Significant SNPs through GWAS are fine mapped type or we need some further work to prove the actual causative variation for the trait under study. I've done a GWAS in a plant species and identified a set of 30 SNPs showing significant signals for a susceptibility index. It means that the top most SNP is the actual cause of the trait variation or yet it need some further work to proof the actual region underlying the trait. What other we can propose with the significant SNPs? Thanks,
My primitive understanding from my brief stint in agriculture is that most hits seen in plant GWAS are, in order of least common to most common:
- the causative SNP
- in LD with the causative SNP, you're close to it and have picked up the haplotype
- spurious associations related to population structure effects (e.g. fungal resistance is more common in certain plant subpopulations with hairy leaves so the hairy leaf SNP is a top hit on the manhattan plot). Correcting for population effects is something of an art.

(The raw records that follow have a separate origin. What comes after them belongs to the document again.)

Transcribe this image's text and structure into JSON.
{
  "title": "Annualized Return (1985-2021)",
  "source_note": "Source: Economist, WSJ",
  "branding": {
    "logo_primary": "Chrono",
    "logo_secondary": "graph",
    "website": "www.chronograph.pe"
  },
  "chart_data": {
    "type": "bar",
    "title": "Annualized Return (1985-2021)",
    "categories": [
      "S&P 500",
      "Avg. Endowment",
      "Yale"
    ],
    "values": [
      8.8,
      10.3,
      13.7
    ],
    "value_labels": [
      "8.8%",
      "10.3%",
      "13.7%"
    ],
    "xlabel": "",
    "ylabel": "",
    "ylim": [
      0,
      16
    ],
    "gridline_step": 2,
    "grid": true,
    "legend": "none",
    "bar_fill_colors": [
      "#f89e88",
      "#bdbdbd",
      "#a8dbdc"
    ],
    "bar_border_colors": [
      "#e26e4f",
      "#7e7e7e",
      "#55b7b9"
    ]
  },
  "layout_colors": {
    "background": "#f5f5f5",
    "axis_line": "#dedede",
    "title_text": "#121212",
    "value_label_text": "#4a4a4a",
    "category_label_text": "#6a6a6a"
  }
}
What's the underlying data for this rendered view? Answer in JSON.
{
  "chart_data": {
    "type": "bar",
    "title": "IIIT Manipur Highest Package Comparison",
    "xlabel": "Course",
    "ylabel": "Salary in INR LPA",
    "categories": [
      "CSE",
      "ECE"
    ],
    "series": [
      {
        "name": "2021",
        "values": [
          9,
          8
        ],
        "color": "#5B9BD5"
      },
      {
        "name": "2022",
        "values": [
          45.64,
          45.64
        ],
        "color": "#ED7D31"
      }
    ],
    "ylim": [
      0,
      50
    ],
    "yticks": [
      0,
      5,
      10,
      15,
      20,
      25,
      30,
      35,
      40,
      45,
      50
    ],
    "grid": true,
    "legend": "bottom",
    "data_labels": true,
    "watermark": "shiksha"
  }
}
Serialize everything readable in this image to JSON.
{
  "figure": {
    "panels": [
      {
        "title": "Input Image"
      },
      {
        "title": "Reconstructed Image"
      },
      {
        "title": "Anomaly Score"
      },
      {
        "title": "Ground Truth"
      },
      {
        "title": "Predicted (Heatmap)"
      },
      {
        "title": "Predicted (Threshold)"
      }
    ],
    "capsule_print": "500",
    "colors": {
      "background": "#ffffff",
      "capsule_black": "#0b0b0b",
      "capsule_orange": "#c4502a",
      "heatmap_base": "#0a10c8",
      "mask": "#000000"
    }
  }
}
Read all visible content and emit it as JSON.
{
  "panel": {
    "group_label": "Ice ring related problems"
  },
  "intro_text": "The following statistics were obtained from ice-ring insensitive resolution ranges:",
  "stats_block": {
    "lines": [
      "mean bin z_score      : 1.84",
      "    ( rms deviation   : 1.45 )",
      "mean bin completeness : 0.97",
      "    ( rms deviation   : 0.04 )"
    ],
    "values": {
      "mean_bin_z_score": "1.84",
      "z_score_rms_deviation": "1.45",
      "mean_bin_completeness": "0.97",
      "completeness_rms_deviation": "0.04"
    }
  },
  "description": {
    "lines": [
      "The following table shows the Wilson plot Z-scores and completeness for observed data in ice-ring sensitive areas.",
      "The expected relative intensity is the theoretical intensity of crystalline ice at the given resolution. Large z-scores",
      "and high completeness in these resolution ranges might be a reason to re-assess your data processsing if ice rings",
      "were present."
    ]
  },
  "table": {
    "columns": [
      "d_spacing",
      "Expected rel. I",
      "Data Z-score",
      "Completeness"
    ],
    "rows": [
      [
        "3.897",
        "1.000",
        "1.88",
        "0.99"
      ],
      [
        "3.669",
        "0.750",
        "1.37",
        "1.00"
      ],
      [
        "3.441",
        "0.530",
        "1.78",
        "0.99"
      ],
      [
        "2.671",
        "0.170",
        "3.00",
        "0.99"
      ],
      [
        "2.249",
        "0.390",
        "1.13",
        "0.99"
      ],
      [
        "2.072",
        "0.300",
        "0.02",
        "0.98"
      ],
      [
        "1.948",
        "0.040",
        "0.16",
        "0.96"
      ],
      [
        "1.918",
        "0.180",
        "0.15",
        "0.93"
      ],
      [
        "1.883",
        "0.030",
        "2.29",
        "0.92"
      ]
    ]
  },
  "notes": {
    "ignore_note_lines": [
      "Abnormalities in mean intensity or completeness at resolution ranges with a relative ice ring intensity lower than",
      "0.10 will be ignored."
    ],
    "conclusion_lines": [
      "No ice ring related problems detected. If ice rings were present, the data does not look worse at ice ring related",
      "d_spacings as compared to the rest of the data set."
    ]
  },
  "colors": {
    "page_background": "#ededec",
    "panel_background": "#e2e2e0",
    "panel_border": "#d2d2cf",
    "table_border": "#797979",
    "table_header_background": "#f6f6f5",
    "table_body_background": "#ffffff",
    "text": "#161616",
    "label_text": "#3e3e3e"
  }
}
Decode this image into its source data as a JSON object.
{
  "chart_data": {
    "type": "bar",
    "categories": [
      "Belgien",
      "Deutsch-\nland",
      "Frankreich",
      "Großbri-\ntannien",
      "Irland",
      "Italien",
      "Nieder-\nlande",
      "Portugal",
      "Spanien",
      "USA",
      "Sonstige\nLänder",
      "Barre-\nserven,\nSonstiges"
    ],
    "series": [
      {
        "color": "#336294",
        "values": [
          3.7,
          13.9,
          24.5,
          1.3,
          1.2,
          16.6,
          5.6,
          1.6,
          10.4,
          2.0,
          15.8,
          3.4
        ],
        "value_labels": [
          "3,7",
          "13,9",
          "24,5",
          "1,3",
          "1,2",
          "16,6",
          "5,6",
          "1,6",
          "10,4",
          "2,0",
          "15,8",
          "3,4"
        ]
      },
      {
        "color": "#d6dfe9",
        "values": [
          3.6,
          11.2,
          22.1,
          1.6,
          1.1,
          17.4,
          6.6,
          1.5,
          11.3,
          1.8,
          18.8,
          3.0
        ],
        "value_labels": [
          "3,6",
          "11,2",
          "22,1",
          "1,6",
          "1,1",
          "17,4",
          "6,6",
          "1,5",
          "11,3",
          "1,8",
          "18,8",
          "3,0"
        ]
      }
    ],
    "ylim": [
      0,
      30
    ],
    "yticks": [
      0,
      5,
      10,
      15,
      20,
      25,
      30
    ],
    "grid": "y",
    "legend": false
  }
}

The next step I saw was positional cloning, but this was usually done in arabidopsis.
The SNPs identified in a GWAS are not the real causal variant of the phenotype, but they are rather SNPs within a LD block with the real causal variant. So, sorry but you still have some work to do to discover what is causing your phenotype :-)
A few years ago, in this forum, there it has been an effort to contribute to a collaborative paper on methods for Post-GWAS functional characterization of risk loci. We started adding a section about computational methods to do such analysis. We added a general overview of the methods available, and a table of the tools that were available at the moment. Unfortunately, in the end the contributions from the online community were not taken into account :-( , and the paper was published in Nature Genetics without them. You may refer to the published paper for a reference on the functional characterization of the SNPs you have identified, and can also look at the wikigene draft for some references on the computational approaches you can use now. Anyway, if you want to look for more recent literature, you should search for the keywords Post-GWAS characterization, SNP prioritization, and candidate gene approach.